This is common in system prompts and frames the responses.
For example, you'd get different responses saying:
1. you are a pirate writing sea shanties about programming;
2. you are a news reporter writing an article on physics;
3. you are a senior software engineer with complete knowledge of PostgreSQL.
For 1 you could get responses along the lines of the Wellerman sea shanty -- "There once was a program that was set to C ...".
The "make no mistakes" bit does look dubious. It would be interesting comparing the results with and without that bit and trying alternative ways of getting the same desired behavior.
Which LLM should we even use to judge taste?

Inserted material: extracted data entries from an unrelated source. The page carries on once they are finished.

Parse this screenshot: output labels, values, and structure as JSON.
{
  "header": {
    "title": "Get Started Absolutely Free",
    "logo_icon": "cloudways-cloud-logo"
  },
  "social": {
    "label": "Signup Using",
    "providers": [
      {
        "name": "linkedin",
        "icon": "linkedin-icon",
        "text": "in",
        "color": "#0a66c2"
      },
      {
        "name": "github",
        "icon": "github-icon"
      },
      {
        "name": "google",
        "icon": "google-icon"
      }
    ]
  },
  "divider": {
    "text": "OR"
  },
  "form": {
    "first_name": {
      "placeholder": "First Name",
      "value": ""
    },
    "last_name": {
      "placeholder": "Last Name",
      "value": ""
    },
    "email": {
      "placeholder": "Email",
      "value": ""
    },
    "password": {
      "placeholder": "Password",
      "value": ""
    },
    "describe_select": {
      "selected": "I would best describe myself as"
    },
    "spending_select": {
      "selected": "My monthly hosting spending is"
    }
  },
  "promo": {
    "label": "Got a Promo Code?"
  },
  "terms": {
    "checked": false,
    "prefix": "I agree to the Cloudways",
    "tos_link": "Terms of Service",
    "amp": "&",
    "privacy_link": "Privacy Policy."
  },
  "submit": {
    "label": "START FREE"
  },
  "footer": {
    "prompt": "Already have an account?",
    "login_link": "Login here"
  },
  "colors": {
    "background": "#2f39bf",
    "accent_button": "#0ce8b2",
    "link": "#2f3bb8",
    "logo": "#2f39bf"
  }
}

Is it giving an unfair advantage to Model X if we use Model X as the judge? Maybe we should use multiple models as the judge, but now the model that's best at recognising and praising its own code has an advantage. The whole thing is just an unsolvable problem when a LLM is the judge.
There have been studies that showed that models tended to rate responses from their own family of models better than equivalent responses from other families, eg. gpt-4 would prefer a response from gpt-3
Of course, no-one seems to be (publicly) doing the comparative measurements that might allow us to reach rational conclusions here.
The advice I've heard is to emphasize the traits you want, not discourage the traits you don't. So rather than saying "make no mistakes" you can do something like you suggested with writing it as "check your work" or "ensure you answer correctly and concisely".